Вскоре толстуха заканчивает свой "веселый" рассказ, а наш стол уже не может остановиться и смеется так, будто очень хорошо дунули. Один я не смеюсь, поскольку ее тупость не забавляет,
а бесит. Пытаюсь не обращать внимания, отвлекаюсь на бокал с соком. Охлаждаю гнев прохладным вкусным соком, но способ не помогает отвлечься. Через некоторое время захлебывается смехом уже всё кафе. Многие поворачиваются к нашему столу и смотрят на Элис, но та не замечает.Я медленными шагами подхожу к грани, после которой происходит взрыв. Долгое время я был довольно тактичен, пытался показать девчонке ее место и не оскорблять, но с меня хватит.
Беру ее поднос с едой и толкаю со стола. Еда вываливается вместе с тарелкой на ее юбку, а сам поднос с грохотом падает на пол и гремит, привлекая звоном еще больше внимания.
– Убирайся и больше не показывайся мне на глаза!
– объясняю очевидные вещи в наконец-то наступившей тишине, а то от их смеха голова начинает болеть.
Элис склоняет голову, смотрит на остатки салата на своей юбке. Не знаю, может плачет, может нет. Плевать. Она поднимает поднос и стряхивает на него остатки еды, но сколько бы не старалась - ее вид еще хуже, чем прежде. Все это она делает нарочито медленно и спокойно под какофонию нового унизительного смеха и пренебрежения. Ужасные, уродливые звуки заполняют пространство, пропитывают кожу толстухи и просачиваются даже в мою. На секунду жалею о поспешных действиях, но быстро одергиваю себя за неуместную жалость.

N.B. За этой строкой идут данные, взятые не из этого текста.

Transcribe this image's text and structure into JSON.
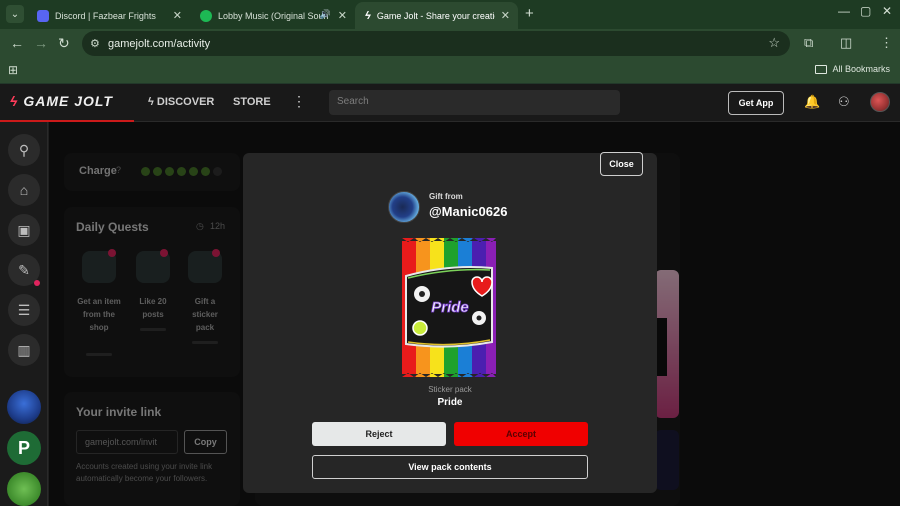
{
  "browser": {
    "tabs": [
      {
        "title": "Discord | Fazbear Frights",
        "icon": "discord-icon",
        "color": "#5865F2"
      },
      {
        "title": "Lobby Music (Original Soun",
        "icon": "spotify-icon",
        "color": "#1DB954"
      },
      {
        "title": "Game Jolt - Share your creation",
        "icon": "gamejolt-icon",
        "color": "#ffffff"
      }
    ],
    "url": "gamejolt.com/activity",
    "bookmarks_label": "All Bookmarks"
  },
  "gj": {
    "logo_text": "GAME JOLT",
    "nav": {
      "discover": "DISCOVER",
      "store": "STORE"
    },
    "search_placeholder": "Search",
    "get_app": "Get App",
    "accent": "#cc1a1a"
  },
  "background": {
    "charge_label": "Charge",
    "daily_quests_title": "Daily Quests",
    "quests_timer": "12h",
    "quests": [
      {
        "label": "Get an item from the shop"
      },
      {
        "label": "Like 20 posts"
      },
      {
        "label": "Gift a sticker pack"
      }
    ],
    "invite_title": "Your invite link",
    "invite_value": "gamejolt.com/invit",
    "copy_label": "Copy",
    "invite_note": "Accounts created using your invite link automatically become your followers."
  },
  "modal": {
    "close_label": "Close",
    "gift_from_label": "Gift from",
    "gifter": "@Manic0626",
    "pack_type": "Sticker pack",
    "pack_name": "Pride",
    "pack_logo_text": "Pride",
    "reject_label": "Reject",
    "accept_label": "Accept",
    "view_label": "View pack contents",
    "accept_color": "#f00000"
  }
}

Толстуха поднимается из-за стола и ставит поднос с остатками пищи на стол. Поднимает на меня спокойный взгляд и произносит:
– Можешь тоже посмеяться, как это стадо. Ты такой же идиот, Альберт.
– Ты кого назвала стадом, толстуха?
– от одной фразы Элизабет выходит из себя, прекращает смеяться. Я предусмотрительно обнимаю ее за талию, не даю встать и приблизиться к Элис.

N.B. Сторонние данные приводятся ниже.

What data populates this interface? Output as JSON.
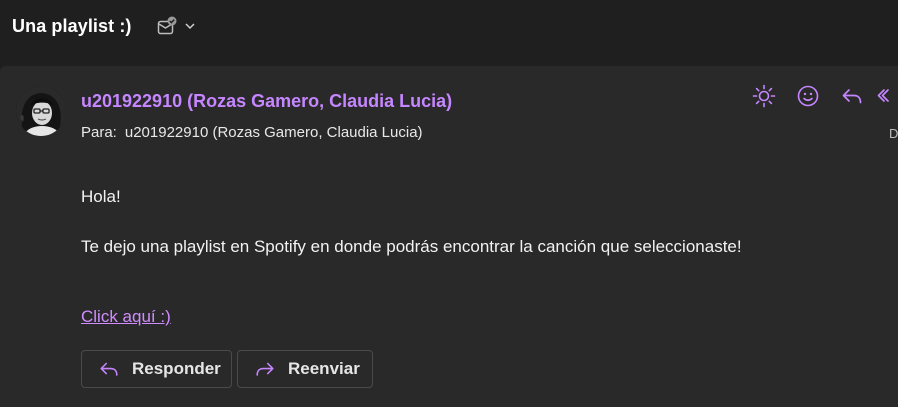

– Заканчиваем на сегодня концерт, - обозначаю наши дальнейшие действия. Толстухе я показал ее место, отныне больше не подойдет, и Элизабет стоит прекратить нападки, но она не останавливается. Громко говорит вслед удаляющейся Элис:
– Толстуху отвергли. Сейчас пойдет рыдать в туалете.
Элис ни одним волоском не дергается. Уходит из кафе под громкие выкрики: «Толстуха-блохастая» и даже не пригибает головы, когда на нее обрушиваются остатки нашей пищи.
Элизабет
POV Альберт
С того дня, как указал ей на место блохастой и подчеркнул прилюдно, что ей следует употреблять пищу на полу ( под ногами чистокровных перевертышей) толстуху Элис больше не вижу. Несколько раз специально разыскиваю ее в толпе недоразвитых, но не замечаю оборванки. Все правильно. Я поступил так, как надо. Блохастые должны знать свое место и не высовываться из своих захудалых нор.
В целом, меня мало заботят другие девушки. Все мысли заняты Элизабет, с которой встречаемся почти год. Идеальная девушка. В меру умна, в меру глупа и безумно сексуальна. Впервые столько времени встречаюсь с одной девушкой и мне с ней очень удобно. Наверное, именно эти ощущения глупые девчонки называют любовью.
Мне не нравится в Элизабет одно - дурь, не послушание. Если я говорю делать так, то требую подчинения, но Элизабет слишком избалованна и часто идет вопреки. Скрывается, врет, видите ли ей хочется гулять, как все Волчицы.